There are "Danger of Radiation" signs all along the fences surrounding the tower.
The area around Hastings is named 1066 country and you will find many attractions related to the battle of Hastings which took place in 1066. One of these attractions is the castle of Hastings which was the first stone castle built by the Normans in that year.
First, only a wooden "motte and bailey castle" was built on that site, later it was rebuilt in stone. The castle was given to a norman nobelman, the count of Eu in 1069. Until the late 13th century, the castle was expanded, but a heavy storm made the cliff collapse destroying a large part of the castle. The church, St. Mary in the castle, was in use until the reign of Henry VIII, but afterwards the ruch and the remaining castle buildings were abandoned and the site was used for farming. The castle was excatavated from 1824 on and became open for visitors. In 1961, a stone was exchanged with the castle of Falaise, the place where William the Conqueror was born. Sometimes, events related to the battle of Hastings take place in the castle ruins.
Today, you can visit the castle ruins. A small leaftlet will give you some information about the fuction of the different buildings. Unfortunately, almost everything was demolished in the past centuries. An arch of the church is the best preserved structure, from some walls only stumps are remianing. In a new building which looks like a blue tent, you can see a 15-minute-video about the battle of Hastings and its background. For more information about the battle of Hastings, I would like to recommend a daytrip to the town of Battle.

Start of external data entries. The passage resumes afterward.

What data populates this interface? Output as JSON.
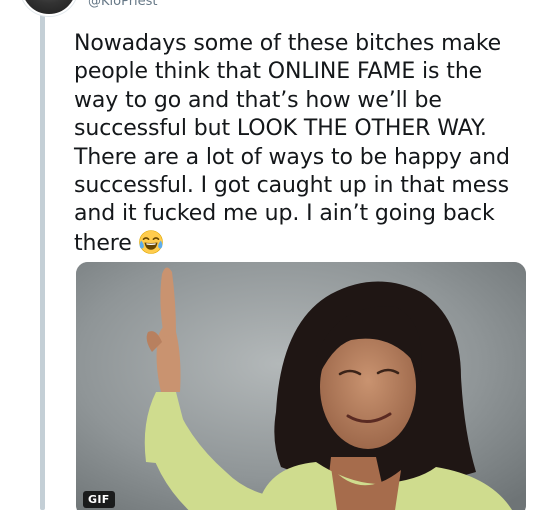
{
  "tweet": {
    "handle": "@KloPriest",
    "text_lines": [
      "Nowadays some of these bitches make",
      "people think that ONLINE FAME is the",
      "way to go and that’s how we’ll be",
      "successful but LOOK THE OTHER WAY.",
      "There are a lot of ways to be happy and",
      "successful. I got caught up in that mess",
      "and it fucked me up. I ain’t going back",
      "there"
    ],
    "emoji": "face-with-tears-of-joy-icon",
    "media": {
      "type": "gif",
      "badge": "GIF"
    }
  },
  "colors": {
    "text": "#14171a",
    "handle": "#657786",
    "thread_line": "#c4cfd6",
    "cardigan": "#cfdc8e"
  }
}
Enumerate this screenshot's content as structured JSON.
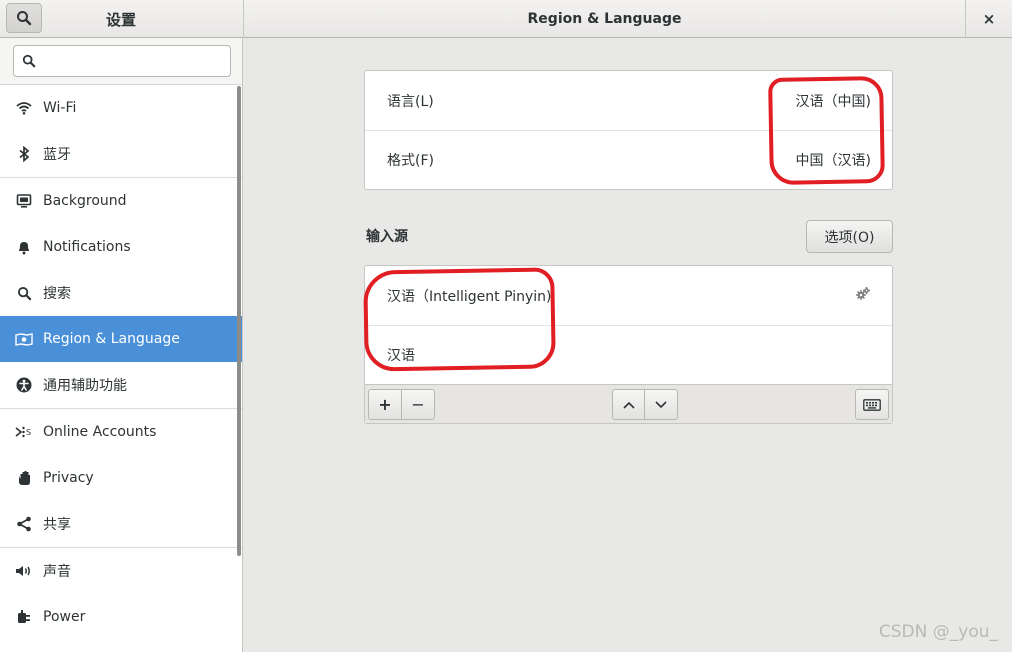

If you don't mind walking on a steep street, approach the castle via Castle Hill road. It takes less time than the West Hill funicular railway or the steps (which are even steeper than the road) as these are a little further away from the castle. See also my tips about West Hill for further information.
P.S.: The opening times on the webpage are a little outdated. In summer 2006, the castle was already open at 10:00 a.m.!
A fine seaside town.
"It didn't happen here!"
OK, let's get one thing cleared up straight away. If you mention Hastings to anyone, they will probably mention the famous Battle of Hastings in 1066 when William of Normandy invaded, defeated King Harold and eventually conquered England. The battle actually didn't happen here, but at the village of Senlac some miles inland, which was subsequently renamed Battle. Have a look at my Battle pages for more information.

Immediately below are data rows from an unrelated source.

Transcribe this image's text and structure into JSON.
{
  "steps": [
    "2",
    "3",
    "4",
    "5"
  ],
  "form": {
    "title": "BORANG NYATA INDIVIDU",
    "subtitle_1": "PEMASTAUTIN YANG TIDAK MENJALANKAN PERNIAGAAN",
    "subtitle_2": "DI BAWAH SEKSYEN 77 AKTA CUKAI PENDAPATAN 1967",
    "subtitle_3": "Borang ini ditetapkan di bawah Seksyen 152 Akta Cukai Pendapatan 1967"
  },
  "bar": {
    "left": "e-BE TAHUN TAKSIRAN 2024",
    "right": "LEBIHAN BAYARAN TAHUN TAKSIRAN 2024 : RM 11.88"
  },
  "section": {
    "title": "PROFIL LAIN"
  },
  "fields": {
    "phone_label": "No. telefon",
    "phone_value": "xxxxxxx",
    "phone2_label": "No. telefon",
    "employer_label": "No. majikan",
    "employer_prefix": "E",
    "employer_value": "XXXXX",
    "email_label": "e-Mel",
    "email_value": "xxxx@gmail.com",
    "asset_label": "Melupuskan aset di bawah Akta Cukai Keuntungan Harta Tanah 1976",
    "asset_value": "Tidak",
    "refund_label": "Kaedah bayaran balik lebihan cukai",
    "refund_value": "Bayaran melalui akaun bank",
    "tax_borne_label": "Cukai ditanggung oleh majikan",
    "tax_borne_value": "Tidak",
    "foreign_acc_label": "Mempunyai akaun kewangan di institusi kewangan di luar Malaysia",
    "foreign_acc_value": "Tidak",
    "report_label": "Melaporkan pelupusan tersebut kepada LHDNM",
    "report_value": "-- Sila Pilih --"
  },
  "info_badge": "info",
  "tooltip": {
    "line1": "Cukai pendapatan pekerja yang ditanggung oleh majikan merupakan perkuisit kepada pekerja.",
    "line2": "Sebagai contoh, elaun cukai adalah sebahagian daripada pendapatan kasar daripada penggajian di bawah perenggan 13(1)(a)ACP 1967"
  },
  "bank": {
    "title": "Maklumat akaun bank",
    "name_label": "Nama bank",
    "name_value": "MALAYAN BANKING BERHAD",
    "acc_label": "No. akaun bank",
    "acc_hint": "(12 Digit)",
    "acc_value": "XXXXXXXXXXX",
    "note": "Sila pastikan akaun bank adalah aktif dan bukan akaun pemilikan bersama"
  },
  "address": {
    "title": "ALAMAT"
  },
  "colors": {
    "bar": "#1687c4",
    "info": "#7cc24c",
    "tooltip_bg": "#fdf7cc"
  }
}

Notwithstanding that the battle didn't take place here, there is still a noticable Norman influence. The Old Town is dominated by the Norman Castle, which can lay claim to being the first Norman stronghold in England.

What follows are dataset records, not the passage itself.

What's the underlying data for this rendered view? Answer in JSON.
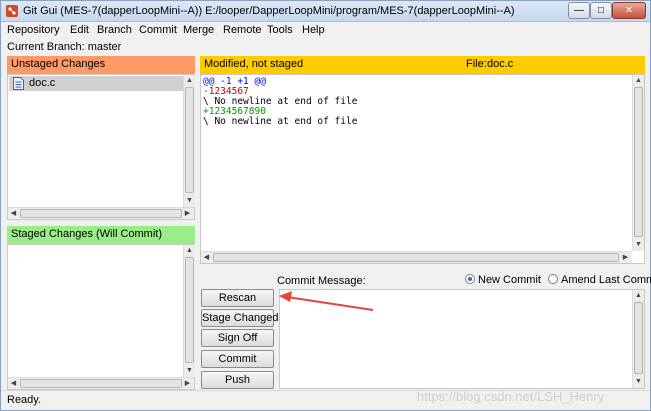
{
  "window": {
    "title": "Git Gui (MES-7(dapperLoopMini--A)) E:/looper/DapperLoopMini/program/MES-7(dapperLoopMini--A)",
    "close_glyph": "✕",
    "min_glyph": "—",
    "max_glyph": "□"
  },
  "menu": [
    "Repository",
    "Edit",
    "Branch",
    "Commit",
    "Merge",
    "Remote",
    "Tools",
    "Help"
  ],
  "branch_line": "Current Branch: master",
  "unstaged": {
    "header": "Unstaged Changes",
    "files": [
      {
        "name": "doc.c",
        "icon": "modified-file-icon"
      }
    ]
  },
  "staged": {
    "header": "Staged Changes (Will Commit)",
    "files": []
  },
  "diff": {
    "status": "Modified, not staged",
    "file_label": "File:",
    "file_name": "doc.c",
    "lines": [
      {
        "kind": "hunk",
        "text": "@@ -1 +1 @@"
      },
      {
        "kind": "del",
        "text": "-1234567"
      },
      {
        "kind": "meta",
        "text": "\\ No newline at end of file"
      },
      {
        "kind": "add",
        "text": "+1234567890"
      },
      {
        "kind": "meta",
        "text": "\\ No newline at end of file"
      }
    ]
  },
  "commit": {
    "label": "Commit Message:",
    "new_commit": "New Commit",
    "amend": "Amend Last Commit",
    "selected": "new"
  },
  "buttons": {
    "rescan": "Rescan",
    "stage": "Stage Changed",
    "signoff": "Sign Off",
    "commit": "Commit",
    "push": "Push"
  },
  "status": "Ready.",
  "watermark": "https://blog.csdn.net/LSH_Henry",
  "colors": {
    "unstaged_header": "#ff9966",
    "staged_header": "#99ee88",
    "diff_header": "#ffcc00",
    "annotation_arrow": "#e8443a"
  }
}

As suggested in the previous paragraph, the town is split in two, the Old Town and the New Town. The old Town is probably of more interest to the visitor. It is a very picturesque fishing village set at the foot of some steep cliffs, and there are a number of tourist attractions there. The New Town boasts a lively shopping district and a promenade complete with that essential of the English seaside town - a pier.
Hastings, undoubtedly, has had it's heyday some years ago, when it was a popular tourist destination but, like many other English resorts, it has lost out to cheap overseas holidays. I still rather like the place though, and it makes a pleasant day trip from London.
Apologies for the photos, but I took them on a particularly overcast November day!